FIFA menuduh Malaysia memalsukan dokumen kewarganegaraan agar tujuh pemain kelahiran luar negeri dapat bermain untuk tim nasional.
Badan pengatur sepak bola dunia tersebut telah mendenda dan menskors para pemain tersebut pada akhir September dan pada hari Senin merilis laporan yang membenarkan tindakannya.
FIFA mengatakan bahwa Asosiasi Sepak Bola Malaysia (FAM) telah memalsukan akta kelahiran agar kakek-nenek para pemain tampak lahir di Malaysia. Hal ini, menurut badan tersebut, “merupakan, murni dan sederhana, suatu bentuk kecurangan”.
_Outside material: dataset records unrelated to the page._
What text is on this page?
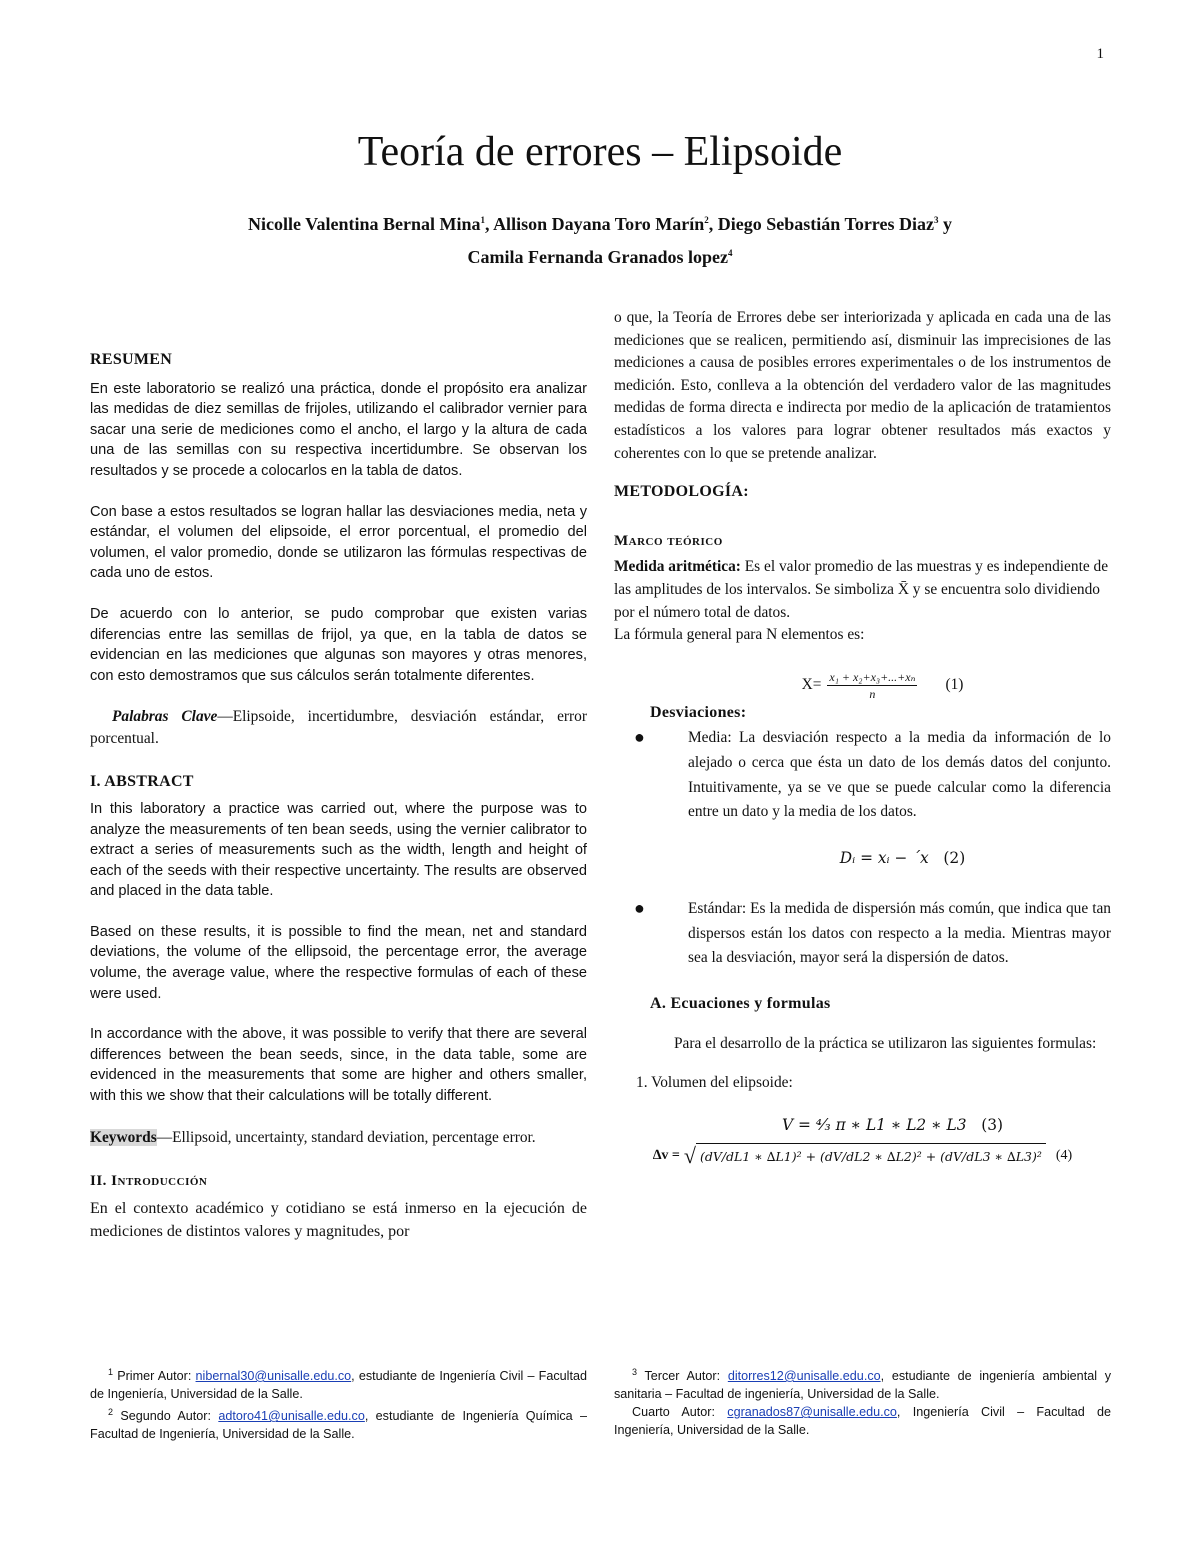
1
Teoría de errores – Elipsoide
Nicolle Valentina Bernal Mina$^1$, Allison Dayana Toro Marín$^2$, Diego Sebastián Torres Diaz$^3$ y
Camila Fernanda Granados lopez$^4$
RESUMEN

En este laboratorio se realizó una práctica, donde el propósito era analizar las medidas de diez semillas de frijoles, utilizando el calibrador vernier para sacar una serie de mediciones como el ancho, el largo y la altura de cada una de las semillas con su respectiva incertidumbre. Se observan los resultados y se procede a colocarlos en la tabla de datos.

Con base a estos resultados se logran hallar las desviaciones media, neta y estándar, el volumen del elipsoide, el error porcentual, el promedio del volumen, el valor promedio, donde se utilizaron las fórmulas respectivas de cada uno de estos.

De acuerdo con lo anterior, se pudo comprobar que existen varias diferencias entre las semillas de frijol, ya que, en la tabla de datos se evidencian en las mediciones que algunas son mayores y otras menores, con esto demostramos que sus cálculos serán totalmente diferentes.

Palabras Clave—Elipsoide, incertidumbre, desviación estándar, error porcentual.

I. ABSTRACT

In this laboratory a practice was carried out, where the purpose was to analyze the measurements of ten bean seeds, using the vernier calibrator to extract a series of measurements such as the width, length and height of each of the seeds with their respective uncertainty. The results are observed and placed in the data table.

Based on these results, it is possible to find the mean, net and standard deviations, the volume of the ellipsoid, the percentage error, the average volume, the average value, where the respective formulas of each of these were used.

In accordance with the above, it was possible to verify that there are several differences between the bean seeds, since, in the data table, some are evidenced in the measurements that some are higher and others smaller, with this we show that their calculations will be totally different.

Keywords—Ellipsoid, uncertainty, standard deviation, percentage error.

II. Introducción

En el contexto académico y cotidiano se está inmerso en la ejecución de mediciones de distintos valores y magnitudes, por

o que, la Teoría de Errores debe ser interiorizada y aplicada en cada una de las mediciones que se realicen, permitiendo así, disminuir las imprecisiones de las mediciones a causa de posibles errores experimentales o de los instrumentos de medición. Esto, conlleva a la obtención del verdadero valor de las magnitudes medidas de forma directa e indirecta por medio de la aplicación de tratamientos estadísticos a los valores para lograr obtener resultados más exactos y coherentes con lo que se pretende analizar.

METODOLOGÍA:
Marco teórico

Medida aritmética: Es el valor promedio de las muestras y es independiente de las amplitudes de los intervalos. Se simboliza X̄ y se encuentra solo dividiendo por el número total de datos.

La fórmula general para N elementos es:

$X= \frac{\text{x₁ + x₂+x₃+...+xₙ}}{n} (1)$
Desviaciones:
●	Media: La desviación respecto a la media da información de lo alejado o cerca que ésta un dato de los demás datos del conjunto. Intuitivamente, ya se ve que se puede calcular como la diferencia entre un dato y la media de los datos.

Dᵢ = xᵢ − ´x (2)
●	Estándar: Es la medida de dispersión más común, que indica que tan dispersos están los datos con respecto a la media. Mientras mayor sea la desviación, mayor será la dispersión de datos.

A. Ecuaciones y formulas

Para el desarrollo de la práctica se utilizaron las siguientes formulas:

1. Volumen del elipsoide:
V = ⁴⁄₃ π ∗ L1 ∗ L2 ∗ L3 (3)
∆v = √ (dV/dL1 ∗ ∆L1)² + (dV/dL2 ∗ ∆L2)² + (dV/dL3 ∗ ∆L3)² (4)

$^1$ Primer Autor: nibernal30@unisalle.edu.co, estudiante de Ingeniería Civil – Facultad de Ingeniería, Universidad de la Salle.

$^2$ Segundo Autor: adtoro41@unisalle.edu.co, estudiante de Ingeniería Química – Facultad de Ingeniería, Universidad de la Salle.

$^3$ Tercer Autor: ditorres12@unisalle.edu.co, estudiante de ingeniería ambiental y sanitaria – Facultad de ingeniería, Universidad de la Salle.

Cuarto Autor: cgranados87@unisalle.edu.co, Ingeniería Civil – Facultad de Ingeniería, Universidad de la Salle.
Namun, FAM mengatakan bahwa perbedaan tersebut muncul dari “kesalahan administratif” dan akan mengajukan banding atas sanksi FIFA. FAM menegaskan bahwa para pemain tersebut adalah “warga negara Malaysia yang sah”.
“Aturan kakek” FIFA memungkinkan pemain sepak bola kelahiran luar negeri untuk mewakili negara tempat orang tua atau kakek-nenek kandung mereka dilahirkan. Hal ini bertujuan untuk mencegah tim nasional sepak bola mengimpor pemain asing demi meningkatkan performa.
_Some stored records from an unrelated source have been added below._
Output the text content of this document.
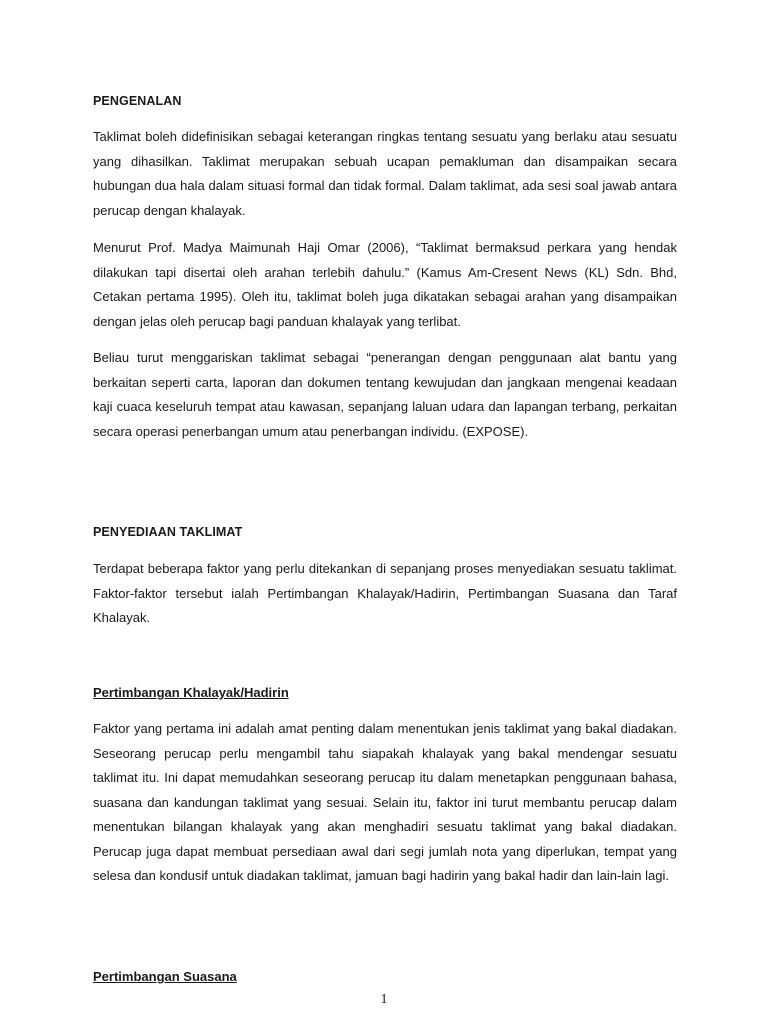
PENGENALAN

Taklimat boleh didefinisikan sebagai keterangan ringkas tentang sesuatu yang berlaku atau sesuatu yang dihasilkan. Taklimat merupakan sebuah ucapan pemakluman dan disampaikan secara hubungan dua hala dalam situasi formal dan tidak formal. Dalam taklimat, ada sesi soal jawab antara perucap dengan khalayak.

Menurut Prof. Madya Maimunah Haji Omar (2006), “Taklimat bermaksud perkara yang hendak dilakukan tapi disertai oleh arahan terlebih dahulu.” (Kamus Am-Cresent News (KL) Sdn. Bhd, Cetakan pertama 1995). Oleh itu, taklimat boleh juga dikatakan sebagai arahan yang disampaikan dengan jelas oleh perucap bagi panduan khalayak yang terlibat.

Beliau turut menggariskan taklimat sebagai “penerangan dengan penggunaan alat bantu yang berkaitan seperti carta, laporan dan dokumen tentang kewujudan dan jangkaan mengenai keadaan kaji cuaca keseluruh tempat atau kawasan, sepanjang laluan udara dan lapangan terbang, perkaitan secara operasi penerbangan umum atau penerbangan individu. (EXPOSE).

PENYEDIAAN TAKLIMAT

Terdapat beberapa faktor yang perlu ditekankan di sepanjang proses menyediakan sesuatu taklimat. Faktor-faktor tersebut ialah Pertimbangan Khalayak/Hadirin, Pertimbangan Suasana dan Taraf Khalayak.

Pertimbangan Khalayak/Hadirin

Faktor yang pertama ini adalah amat penting dalam menentukan jenis taklimat yang bakal diadakan. Seseorang perucap perlu mengambil tahu siapakah khalayak yang bakal mendengar sesuatu taklimat itu. Ini dapat memudahkan seseorang perucap itu dalam menetapkan penggunaan bahasa, suasana dan kandungan taklimat yang sesuai. Selain itu, faktor ini turut membantu perucap dalam menentukan bilangan khalayak yang akan menghadiri sesuatu taklimat yang bakal diadakan. Perucap juga dapat membuat persediaan awal dari segi jumlah nota yang diperlukan, tempat yang selesa dan kondusif untuk diadakan taklimat, jamuan bagi hadirin yang bakal hadir dan lain-lain lagi.

Pertimbangan Suasana

1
FIFA menyelidiki para pemain tersebut setelah kemenangan Malaysia 4-0 atas Vietnam pada bulan Juni, sebagai tanggapan atas pertanyaan tentang kelayakan mereka.
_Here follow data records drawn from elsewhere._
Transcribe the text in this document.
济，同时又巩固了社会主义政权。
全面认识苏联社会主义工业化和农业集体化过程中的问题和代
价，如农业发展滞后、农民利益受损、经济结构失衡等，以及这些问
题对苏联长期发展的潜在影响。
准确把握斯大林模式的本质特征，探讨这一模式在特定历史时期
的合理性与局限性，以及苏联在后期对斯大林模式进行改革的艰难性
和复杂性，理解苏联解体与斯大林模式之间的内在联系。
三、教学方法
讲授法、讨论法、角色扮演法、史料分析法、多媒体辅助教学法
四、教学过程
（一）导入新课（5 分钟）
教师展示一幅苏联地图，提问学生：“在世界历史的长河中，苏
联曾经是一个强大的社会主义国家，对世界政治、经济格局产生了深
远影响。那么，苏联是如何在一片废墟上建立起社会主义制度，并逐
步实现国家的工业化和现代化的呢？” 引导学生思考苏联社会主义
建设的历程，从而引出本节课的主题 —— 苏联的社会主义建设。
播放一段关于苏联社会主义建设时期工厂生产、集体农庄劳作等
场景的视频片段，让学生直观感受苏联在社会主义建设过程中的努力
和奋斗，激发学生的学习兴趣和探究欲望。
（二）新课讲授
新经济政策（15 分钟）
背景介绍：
Pada bulan September, komite disiplin FIFA menskors ketujuh pemain tersebut selama satu tahun dan memerintahkan mereka untuk membayar denda sebesar 2.000 franc Swiss ($2.500; £1.870). Saat itu, FIFA tidak membagikan detail tentang alasan skorsing mereka, hanya bahwa hal itu terkait dengan “dokumentasi yang dipalsukan”.
Badan pengatur sepak bola tersebut memerintahkan FAM untuk membayar 350.000 franc Swiss ($440.000; £330.000).
Dalam beberapa tahun terakhir, negara-negara Asia Tenggara telah meluncurkan program rekrutmen pemain naturalisasi, dengan harapan dapat meniru strategi Indonesia dalam merekrut pemain sepak bola kelahiran Belanda dari diaspora Indonesia.
Awal tahun ini, FAM mengirimkan akta kelahiran kepada FIFA yang menunjukkan bahwa kakek-nenek dari ketujuh pemainnya lahir di kota-kota Malaysia seperti Penang dan Malaka.
Namun, FIFA mengatakan para penyelidik telah memperoleh akta kelahiran asli kakek-nenek tersebut, yang menunjukkan bahwa mereka lahir di negara-negara seperti Argentina dan Spanyol—semuanya sesuai dengan tempat kelahiran para pemain.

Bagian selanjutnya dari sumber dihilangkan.